Montgomery Blair Sibley (born October 14, 1956) is a former American lawyer who had his Florida Bar license suspended in 2008, and is best known for defending Deborah Palfrey, the "DC Madam", in 2007–2008.

Blair wrote a book about Palfrey, and his defense of her, entitled Why Just Her: The Judicial Lynching of the D.C. Madam, Deborah Jeane Palfrey. Henry Vinson, author of Confessions of a D.C. Madam, wrote that Sibley "had to contend with the fed's judicial chicanery and sleight of hand."

In 2008, The Florida Bar suspended Sibley's right to practice law in that state for three years. Sibley was later determined to be a vexatious litigator.

In 2012, Sibley unsuccessfully sued President Barack Obama, alleging that he was not a natural-born citizen.

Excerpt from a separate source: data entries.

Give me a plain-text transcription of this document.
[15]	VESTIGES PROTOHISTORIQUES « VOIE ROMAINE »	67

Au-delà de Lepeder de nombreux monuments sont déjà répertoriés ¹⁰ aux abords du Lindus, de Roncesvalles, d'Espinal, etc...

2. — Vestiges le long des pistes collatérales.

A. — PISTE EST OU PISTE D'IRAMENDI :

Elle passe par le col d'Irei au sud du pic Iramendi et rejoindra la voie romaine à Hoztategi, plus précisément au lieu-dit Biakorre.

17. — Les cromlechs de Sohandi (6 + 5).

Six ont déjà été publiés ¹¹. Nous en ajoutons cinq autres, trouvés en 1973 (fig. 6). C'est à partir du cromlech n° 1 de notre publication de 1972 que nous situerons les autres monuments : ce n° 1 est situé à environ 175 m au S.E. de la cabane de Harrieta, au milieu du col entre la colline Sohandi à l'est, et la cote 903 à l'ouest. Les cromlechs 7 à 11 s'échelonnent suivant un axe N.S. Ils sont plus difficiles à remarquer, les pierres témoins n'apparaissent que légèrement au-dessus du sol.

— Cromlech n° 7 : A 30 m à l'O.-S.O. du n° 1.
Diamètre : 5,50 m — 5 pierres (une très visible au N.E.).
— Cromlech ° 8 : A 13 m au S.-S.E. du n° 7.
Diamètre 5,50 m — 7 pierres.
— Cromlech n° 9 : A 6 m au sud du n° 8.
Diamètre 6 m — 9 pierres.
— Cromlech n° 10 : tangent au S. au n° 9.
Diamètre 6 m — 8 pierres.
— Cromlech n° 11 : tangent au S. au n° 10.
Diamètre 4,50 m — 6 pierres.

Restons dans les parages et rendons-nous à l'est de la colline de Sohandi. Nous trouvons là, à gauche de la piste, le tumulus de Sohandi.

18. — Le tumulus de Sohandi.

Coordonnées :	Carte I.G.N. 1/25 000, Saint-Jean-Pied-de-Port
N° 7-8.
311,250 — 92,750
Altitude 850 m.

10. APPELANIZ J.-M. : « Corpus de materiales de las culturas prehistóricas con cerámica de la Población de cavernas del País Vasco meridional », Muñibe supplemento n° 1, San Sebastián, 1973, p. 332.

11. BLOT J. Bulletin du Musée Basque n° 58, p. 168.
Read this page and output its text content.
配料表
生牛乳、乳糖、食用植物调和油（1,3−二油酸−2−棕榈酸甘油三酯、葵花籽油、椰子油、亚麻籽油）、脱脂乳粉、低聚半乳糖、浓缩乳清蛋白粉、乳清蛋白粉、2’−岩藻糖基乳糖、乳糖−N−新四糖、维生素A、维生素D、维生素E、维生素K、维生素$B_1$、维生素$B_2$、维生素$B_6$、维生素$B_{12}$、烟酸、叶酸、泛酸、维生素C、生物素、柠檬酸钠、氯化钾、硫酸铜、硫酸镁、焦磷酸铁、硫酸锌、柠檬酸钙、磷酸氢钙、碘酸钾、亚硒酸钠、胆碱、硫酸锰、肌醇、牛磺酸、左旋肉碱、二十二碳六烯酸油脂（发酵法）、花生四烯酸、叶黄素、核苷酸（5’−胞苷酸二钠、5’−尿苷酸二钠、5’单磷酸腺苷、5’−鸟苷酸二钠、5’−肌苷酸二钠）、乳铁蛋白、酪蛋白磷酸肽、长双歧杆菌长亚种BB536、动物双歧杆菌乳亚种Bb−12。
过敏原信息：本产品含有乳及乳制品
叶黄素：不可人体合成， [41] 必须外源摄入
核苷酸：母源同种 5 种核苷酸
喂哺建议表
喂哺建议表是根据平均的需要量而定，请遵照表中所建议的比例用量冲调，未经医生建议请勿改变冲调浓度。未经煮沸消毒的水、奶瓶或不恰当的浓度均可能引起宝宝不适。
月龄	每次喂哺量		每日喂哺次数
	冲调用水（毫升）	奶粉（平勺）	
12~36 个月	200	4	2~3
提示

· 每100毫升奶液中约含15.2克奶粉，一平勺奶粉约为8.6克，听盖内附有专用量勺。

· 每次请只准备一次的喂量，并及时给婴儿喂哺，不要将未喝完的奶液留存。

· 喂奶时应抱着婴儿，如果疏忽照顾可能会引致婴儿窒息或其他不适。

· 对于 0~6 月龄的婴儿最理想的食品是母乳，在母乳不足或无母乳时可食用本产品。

== 2016 Presidential Election ==
In 2016, Sibley, who claims to have Palfrey's phone records, unsuccessfully attempted to have her records unsealed. Sibley claims the information they contain would be highly relevant to voters in the upcoming 2016 presidential election.

In February 2016, Sibley sued then-Chief Judge Richard W. Roberts, and his clerk, for failing to file his motion to lift the restraining order (gag order) that prevents Sibley from releasing her records.

Sibley then requested that the U.S. Supreme Court release him from the lower court's restraining order, stating: "To be clear, if Sibley is not allowed to file his Motion to Modify the Restraining Order and thereafter does not promptly receive a fair and impartial hearing on that Motion, he will justifiably consider the Restraining Order void as a result of being denied such a hearing by the District Court, the D.C. Circuit Court and now this Court."

The U.S. Supreme Court denied Sibley's application.